If a small graphical window opens, vizdoom installation is fine.

Just a remark about the basic.cfg file. If you make a typo in a statement, there's no error message displayed. The statement is simply ignored by the parser of the file, leading to unexpected behavior. For example, in step 6, I first tried `screen_format = GRAY8  # used to be: CRCGCB` instead of `screen_format = GRAY8`. The parser can't handle comments behind a statement.
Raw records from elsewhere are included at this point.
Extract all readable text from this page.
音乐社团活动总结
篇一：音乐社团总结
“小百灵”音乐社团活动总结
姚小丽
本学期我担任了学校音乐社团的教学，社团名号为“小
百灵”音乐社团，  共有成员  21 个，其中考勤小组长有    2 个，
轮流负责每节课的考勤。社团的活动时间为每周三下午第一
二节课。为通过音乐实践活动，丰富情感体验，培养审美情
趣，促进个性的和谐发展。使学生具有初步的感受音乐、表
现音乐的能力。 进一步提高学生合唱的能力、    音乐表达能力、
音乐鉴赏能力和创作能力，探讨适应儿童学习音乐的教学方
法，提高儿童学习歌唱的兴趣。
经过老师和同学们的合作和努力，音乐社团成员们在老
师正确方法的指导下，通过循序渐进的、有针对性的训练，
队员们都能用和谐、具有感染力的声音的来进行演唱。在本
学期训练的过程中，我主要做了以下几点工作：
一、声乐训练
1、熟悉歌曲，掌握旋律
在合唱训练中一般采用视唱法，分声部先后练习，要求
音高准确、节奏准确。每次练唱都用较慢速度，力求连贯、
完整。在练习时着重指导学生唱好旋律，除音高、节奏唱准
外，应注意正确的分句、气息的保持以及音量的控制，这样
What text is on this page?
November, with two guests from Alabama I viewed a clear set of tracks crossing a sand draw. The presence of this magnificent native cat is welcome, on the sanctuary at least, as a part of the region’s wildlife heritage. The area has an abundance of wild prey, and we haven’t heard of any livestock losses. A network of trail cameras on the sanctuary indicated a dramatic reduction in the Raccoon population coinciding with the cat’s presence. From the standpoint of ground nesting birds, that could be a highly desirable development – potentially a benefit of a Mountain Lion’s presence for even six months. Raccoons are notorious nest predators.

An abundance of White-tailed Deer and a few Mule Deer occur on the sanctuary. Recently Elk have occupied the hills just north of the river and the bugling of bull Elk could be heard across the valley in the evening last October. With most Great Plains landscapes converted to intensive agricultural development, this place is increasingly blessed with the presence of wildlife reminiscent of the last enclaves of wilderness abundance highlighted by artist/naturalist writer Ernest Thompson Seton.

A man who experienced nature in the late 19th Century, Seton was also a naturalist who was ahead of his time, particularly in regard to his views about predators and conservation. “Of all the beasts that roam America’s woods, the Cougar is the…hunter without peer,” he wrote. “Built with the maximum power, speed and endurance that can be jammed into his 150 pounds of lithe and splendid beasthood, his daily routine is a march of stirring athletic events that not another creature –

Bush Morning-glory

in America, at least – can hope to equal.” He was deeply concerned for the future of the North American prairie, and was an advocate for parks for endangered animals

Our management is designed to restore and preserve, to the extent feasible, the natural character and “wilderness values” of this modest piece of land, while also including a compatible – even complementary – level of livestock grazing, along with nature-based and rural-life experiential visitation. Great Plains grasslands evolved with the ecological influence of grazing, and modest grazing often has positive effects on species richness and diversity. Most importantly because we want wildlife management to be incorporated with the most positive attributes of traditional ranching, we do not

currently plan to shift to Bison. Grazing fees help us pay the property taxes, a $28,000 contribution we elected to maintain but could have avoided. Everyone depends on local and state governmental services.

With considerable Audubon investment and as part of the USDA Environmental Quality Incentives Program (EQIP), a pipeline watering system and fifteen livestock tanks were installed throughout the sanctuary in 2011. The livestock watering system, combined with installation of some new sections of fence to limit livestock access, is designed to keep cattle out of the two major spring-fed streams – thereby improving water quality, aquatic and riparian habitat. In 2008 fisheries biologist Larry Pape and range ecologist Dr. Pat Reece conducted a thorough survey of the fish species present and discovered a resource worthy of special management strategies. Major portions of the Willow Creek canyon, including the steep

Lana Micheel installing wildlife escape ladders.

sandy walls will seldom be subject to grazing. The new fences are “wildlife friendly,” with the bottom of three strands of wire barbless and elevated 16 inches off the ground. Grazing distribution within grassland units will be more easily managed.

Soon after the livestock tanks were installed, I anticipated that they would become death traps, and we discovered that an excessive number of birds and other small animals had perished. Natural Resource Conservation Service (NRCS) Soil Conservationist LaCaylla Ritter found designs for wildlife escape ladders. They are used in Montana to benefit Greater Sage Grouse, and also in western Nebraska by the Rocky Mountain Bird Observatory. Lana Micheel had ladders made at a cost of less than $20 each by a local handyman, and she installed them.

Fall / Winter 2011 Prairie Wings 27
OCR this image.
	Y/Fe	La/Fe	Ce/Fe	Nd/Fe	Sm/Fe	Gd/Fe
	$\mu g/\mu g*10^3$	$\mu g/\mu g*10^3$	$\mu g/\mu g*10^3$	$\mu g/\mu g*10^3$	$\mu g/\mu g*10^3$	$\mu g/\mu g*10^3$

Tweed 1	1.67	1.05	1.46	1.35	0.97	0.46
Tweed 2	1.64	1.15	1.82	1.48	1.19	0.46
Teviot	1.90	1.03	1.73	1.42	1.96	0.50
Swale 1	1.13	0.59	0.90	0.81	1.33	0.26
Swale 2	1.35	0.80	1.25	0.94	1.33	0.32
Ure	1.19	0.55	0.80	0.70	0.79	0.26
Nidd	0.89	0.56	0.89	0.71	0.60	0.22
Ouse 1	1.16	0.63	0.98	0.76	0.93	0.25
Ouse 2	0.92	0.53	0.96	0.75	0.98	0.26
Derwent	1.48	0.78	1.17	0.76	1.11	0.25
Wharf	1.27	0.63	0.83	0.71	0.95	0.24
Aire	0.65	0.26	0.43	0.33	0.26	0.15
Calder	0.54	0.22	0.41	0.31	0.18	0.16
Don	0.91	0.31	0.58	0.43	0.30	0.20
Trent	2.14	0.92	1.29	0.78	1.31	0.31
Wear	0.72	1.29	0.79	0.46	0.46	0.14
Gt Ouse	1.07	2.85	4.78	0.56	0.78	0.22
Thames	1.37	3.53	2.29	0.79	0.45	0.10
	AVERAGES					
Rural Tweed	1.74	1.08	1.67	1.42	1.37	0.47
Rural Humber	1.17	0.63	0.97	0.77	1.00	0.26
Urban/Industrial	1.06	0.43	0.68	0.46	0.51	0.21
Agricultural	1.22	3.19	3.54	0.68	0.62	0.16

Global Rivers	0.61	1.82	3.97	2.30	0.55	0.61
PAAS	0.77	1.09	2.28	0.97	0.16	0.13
The image was not single-channel grayscale, but remained 3-channel color, leading to the error `ValueError: ('Cannot warp empty image with dimensions', (0, 180, 320))`.

More info on Vizdoom:
* [vizdoom tutorial](http://vizdoom.cs.put.edu.pl/tutorial)
* [vizdoom source code](https://github.com/mwydmuch/ViZDoom)

## Training

Training with 500 episodes takes about half an hour, however very much depending on type of computer and whether you use the GPU. The first couple of episodes take a lot of time, but as the agent improves, later episodes take less time to complete. Because the learned model is saved every 5 episodes, you can stop training before the 500 episodes have been done, without losing the training effort.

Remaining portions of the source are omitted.